MSCs were loaded with green fluorescent magnetic iron oxide (FeO3) nanoparticles (200 nm diameter) at a concentration of 0.1 mg ml−1, and incubated for 30 min over a magnet to enhance cellular uptake. The cells were washed, detached and resuspended, then transferred to a plate with magnets above. Spheroids formed within hours and were implanted into 2 mg ml−1 collagen gel. HSCs were loaded with nanoparticles via incubation with suspension, and then introduced to the gel containing the spheroid. Immunostaining, BrdU and Calcein/ ethidium homodimer viability assays were performed to characterise the cells.
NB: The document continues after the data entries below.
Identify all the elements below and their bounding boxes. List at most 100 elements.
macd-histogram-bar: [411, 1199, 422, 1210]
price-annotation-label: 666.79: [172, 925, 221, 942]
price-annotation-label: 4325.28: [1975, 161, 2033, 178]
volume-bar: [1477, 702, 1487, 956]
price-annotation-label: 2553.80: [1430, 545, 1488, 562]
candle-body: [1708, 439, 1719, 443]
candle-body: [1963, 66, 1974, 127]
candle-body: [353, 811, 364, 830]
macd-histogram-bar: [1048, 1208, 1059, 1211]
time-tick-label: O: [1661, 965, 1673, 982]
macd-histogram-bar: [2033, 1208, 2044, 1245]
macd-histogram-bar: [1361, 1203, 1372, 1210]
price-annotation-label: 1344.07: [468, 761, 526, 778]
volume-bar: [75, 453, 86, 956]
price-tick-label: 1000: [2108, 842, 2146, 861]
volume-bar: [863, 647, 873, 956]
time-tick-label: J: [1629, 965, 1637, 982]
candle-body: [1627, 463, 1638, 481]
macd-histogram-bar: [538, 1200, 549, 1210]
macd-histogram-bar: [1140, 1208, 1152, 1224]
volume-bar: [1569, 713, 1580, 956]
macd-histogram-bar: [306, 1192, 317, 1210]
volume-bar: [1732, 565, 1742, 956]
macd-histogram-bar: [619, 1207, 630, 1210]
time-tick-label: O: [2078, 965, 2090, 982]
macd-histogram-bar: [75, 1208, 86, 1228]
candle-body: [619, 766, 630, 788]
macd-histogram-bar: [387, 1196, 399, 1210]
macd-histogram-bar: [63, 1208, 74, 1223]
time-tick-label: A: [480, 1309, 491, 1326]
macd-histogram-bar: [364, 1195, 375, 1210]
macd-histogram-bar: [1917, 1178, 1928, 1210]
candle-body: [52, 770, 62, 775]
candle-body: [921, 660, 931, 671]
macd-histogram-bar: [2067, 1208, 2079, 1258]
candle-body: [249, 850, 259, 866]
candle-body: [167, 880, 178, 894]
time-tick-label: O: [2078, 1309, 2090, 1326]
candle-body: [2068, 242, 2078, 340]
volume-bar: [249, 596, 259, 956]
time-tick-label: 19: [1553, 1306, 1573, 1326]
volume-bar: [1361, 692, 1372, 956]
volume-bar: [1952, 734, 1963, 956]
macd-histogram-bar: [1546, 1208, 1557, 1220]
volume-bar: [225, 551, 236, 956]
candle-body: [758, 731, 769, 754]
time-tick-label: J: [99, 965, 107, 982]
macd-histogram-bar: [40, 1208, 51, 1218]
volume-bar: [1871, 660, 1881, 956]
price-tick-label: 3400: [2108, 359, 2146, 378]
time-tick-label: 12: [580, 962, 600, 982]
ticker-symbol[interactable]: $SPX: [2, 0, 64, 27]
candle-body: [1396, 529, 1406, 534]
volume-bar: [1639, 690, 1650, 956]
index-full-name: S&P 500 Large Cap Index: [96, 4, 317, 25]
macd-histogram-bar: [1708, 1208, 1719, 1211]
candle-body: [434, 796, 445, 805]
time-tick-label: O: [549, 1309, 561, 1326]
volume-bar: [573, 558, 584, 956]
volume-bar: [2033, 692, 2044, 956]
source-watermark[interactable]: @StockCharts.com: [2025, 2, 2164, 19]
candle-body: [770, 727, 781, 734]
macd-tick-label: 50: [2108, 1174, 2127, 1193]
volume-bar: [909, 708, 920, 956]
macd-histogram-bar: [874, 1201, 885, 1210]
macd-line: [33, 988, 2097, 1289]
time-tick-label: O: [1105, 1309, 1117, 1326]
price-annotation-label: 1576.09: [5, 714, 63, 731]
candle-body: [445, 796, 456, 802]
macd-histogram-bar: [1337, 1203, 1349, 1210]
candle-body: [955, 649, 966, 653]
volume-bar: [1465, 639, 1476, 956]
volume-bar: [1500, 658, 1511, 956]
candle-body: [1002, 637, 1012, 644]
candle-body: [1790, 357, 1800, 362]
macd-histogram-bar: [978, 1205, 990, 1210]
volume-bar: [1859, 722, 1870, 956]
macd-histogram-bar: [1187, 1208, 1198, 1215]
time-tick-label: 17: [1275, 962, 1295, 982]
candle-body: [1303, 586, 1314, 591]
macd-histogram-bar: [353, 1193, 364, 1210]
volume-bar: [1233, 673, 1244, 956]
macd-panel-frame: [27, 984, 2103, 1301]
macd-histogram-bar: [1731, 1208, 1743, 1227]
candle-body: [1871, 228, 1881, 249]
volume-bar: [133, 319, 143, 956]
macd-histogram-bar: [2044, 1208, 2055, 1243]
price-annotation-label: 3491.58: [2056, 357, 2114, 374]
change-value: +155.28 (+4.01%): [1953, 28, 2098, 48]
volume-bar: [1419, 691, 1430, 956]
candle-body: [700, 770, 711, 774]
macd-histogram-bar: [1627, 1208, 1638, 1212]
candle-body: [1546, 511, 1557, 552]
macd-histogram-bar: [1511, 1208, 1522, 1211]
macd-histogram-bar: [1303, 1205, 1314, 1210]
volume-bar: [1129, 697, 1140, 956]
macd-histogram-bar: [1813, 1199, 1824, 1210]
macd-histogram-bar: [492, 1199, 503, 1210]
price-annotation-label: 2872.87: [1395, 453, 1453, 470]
Cells in both monolayers and spheroids remain viable up to 7 days in culture. MSCs in monolayers and spheroids were stained with antibodies for: STRO-1, an MSC marker; SDF-1 (CXCL-12), a secreted HSC homing factor; and nestin, a marker for HSC-supportive MSCs in vitro. MSCs in spheroids retain a higher level of expression of all three for 7 days compared to MSCs in monolayers. BrdU assay results show that the MSCs are more quiescent in spheroids compared to monolayers.

Proof of principle studies are promising for the success of the proposed niche model. MSCs express a higher level of MSC markers and retain quiescence when they are in spheroids as compared to monolayers. They also express a higher level of HSC niche factor SDF-1α, which facilitates HSC migration and retention.